'In de hectiek van het leven brengt een instrument ook veel rust'
In een tijd van fabrieksviolen, beunhazen en internet laat Hein Woldring zijn winkel annex werkplaats in Groningen met gerust hart over aan zijn kinderen. Kan hij intussen zélf bouwen: 'Ik laat me dicteren door het hout.'
'Deze jongen kwam hier al toen hij 3 jaar was.' Barbara Woldring knikt naar de twintiger die met zijn viool op de fiets stapt. 'Dat is het leuke als je dit vak al zo lang doet.' Al meer dan veertig jaar bouwt, repareert en verhuurt haar man Hein Woldring (65) strijkinstrumenten.
In de kleine winkel annex werkplaats van Het Strijkershuis in Groningen struikel je over violen en cello's, strijkstokken, hoezen, kisten en een enkele contrabas. Klanten die hun instrument komen halen of brengen lopen in en uit. 'Als mensen snaren kopen, zet ik ze er meteen op en kijk ik ook even het hele instrument na.' Zo'n extra dienst is belangrijk in een tijd dat muziekinstrumenten voor een prikkie op internet te bestellen zijn.

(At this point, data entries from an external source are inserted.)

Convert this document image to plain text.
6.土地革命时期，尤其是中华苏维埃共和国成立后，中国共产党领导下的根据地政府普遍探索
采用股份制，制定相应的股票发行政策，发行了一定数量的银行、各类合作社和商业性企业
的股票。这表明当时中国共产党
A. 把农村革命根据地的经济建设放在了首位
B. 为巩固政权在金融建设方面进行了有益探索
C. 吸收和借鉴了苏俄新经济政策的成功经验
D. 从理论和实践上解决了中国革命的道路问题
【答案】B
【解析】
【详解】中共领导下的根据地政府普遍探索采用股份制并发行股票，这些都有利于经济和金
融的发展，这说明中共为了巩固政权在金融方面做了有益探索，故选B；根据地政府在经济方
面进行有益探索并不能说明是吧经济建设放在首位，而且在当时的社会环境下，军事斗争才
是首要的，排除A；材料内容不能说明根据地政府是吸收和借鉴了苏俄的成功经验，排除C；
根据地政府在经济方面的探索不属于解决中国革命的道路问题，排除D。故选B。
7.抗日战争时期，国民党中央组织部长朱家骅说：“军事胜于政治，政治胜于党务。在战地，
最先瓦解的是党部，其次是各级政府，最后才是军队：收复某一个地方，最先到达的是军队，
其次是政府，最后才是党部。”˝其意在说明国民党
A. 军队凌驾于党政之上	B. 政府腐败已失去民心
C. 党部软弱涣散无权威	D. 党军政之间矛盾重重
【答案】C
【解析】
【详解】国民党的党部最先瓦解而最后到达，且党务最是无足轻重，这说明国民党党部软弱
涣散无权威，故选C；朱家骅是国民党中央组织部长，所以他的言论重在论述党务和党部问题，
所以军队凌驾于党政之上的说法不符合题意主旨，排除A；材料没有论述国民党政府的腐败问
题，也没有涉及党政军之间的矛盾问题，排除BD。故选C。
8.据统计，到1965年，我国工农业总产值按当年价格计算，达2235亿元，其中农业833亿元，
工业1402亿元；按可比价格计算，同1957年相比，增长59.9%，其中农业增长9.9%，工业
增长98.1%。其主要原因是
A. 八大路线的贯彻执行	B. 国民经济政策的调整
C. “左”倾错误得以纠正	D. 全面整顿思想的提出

Overal staan en hangen de houten instrumenten, kapot of net gerepareerd. Tussen de bakjes met snaren van kunststof of schapendarm, potjes zelfgemaakte lak en rijen beitels, gutsen en tandschaafjes beplakt dochter Anna een strijkstok met een stukje hagedissenleer. Zoon Ollie, dikke bos haar en bruin leren schort, stemt een cello.

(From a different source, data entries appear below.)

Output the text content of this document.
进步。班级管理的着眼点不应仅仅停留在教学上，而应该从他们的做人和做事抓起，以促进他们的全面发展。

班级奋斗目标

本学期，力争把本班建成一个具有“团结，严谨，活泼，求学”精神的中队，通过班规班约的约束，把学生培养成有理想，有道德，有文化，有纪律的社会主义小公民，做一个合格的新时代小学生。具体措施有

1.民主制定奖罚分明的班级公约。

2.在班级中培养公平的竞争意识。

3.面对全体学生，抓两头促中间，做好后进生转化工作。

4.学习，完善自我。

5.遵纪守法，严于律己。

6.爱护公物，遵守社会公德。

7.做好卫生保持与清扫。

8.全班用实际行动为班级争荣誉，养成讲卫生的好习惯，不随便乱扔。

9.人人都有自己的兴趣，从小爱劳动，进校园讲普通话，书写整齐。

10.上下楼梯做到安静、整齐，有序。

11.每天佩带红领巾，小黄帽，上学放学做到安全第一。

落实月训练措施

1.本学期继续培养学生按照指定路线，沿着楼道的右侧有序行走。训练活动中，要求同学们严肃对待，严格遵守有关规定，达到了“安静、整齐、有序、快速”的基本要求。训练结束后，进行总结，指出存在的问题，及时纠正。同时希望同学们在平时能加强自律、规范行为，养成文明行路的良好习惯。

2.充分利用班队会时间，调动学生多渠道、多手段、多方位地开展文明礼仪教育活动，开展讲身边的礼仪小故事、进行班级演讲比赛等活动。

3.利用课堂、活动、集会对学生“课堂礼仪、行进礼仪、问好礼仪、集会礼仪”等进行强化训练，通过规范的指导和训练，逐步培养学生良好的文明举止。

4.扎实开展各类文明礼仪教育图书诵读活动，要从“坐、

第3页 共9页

Hein, opgeleid als scheepsbouwer, is een 'houtmens', vertelt hij aan zijn werktafel. De opkomst van de polyesterboot joeg hem zijn vak uit. Op zoek naar 'iets met fijn houtwerk' belandde hij als twintiger bij een Australische vioolbouwer in Muiderberg, waar de violen 'aan de waslijn' hingen. Hij ging in de leer en raakte verknocht. Nu verhuurt Woldring met zijn vrouw Barbara en twee kinderen zo'n vijfhonderd instrumenten. Thuis, in een statige boerderij - met aardbevingsscheuren - op het Groningse land bouwt hij violen en cello's. 'We doen eigenlijk alles, want van nieuwbouw alleen kun je moeilijk leven', aldus Woldring terwijl hij een kindercello met gesprongen snaren van een meisje aanneemt. Het ding wordt met zorg bij de rest gezet.
Bedrijf Het Strijkershuis
Waar Groningen
Sinds 1979
Aantal werknemers 4
Jaaromzet 200.000 euro
Paardenhaar
Woldrings kinderen zijn het vak 'ingerold'. Dochter Anna (36) begon ooit strijkstokken te beharen als vakantiebaantje. 'Hele ladingen van muziekscholen' krijgt Het Strijkershuis in de zomer te repareren. Inmiddels heeft ze, tussen de strengen paardenhaar, haar eigen hoek in de werkplaats. Ollie (28) begon vijf jaar geleden als hulp in de administratie en leerde al klussend op oude violen van zijn vader het echte reparatiewerk. Of ze dezelfde passie ontwikkelen als hun vader weten ze niet, maar ze waarderen het vak. Allebei bouwden ze al eens een instrument, en tot vreugde van Woldring nemen ze Het Strijkershuis straks over.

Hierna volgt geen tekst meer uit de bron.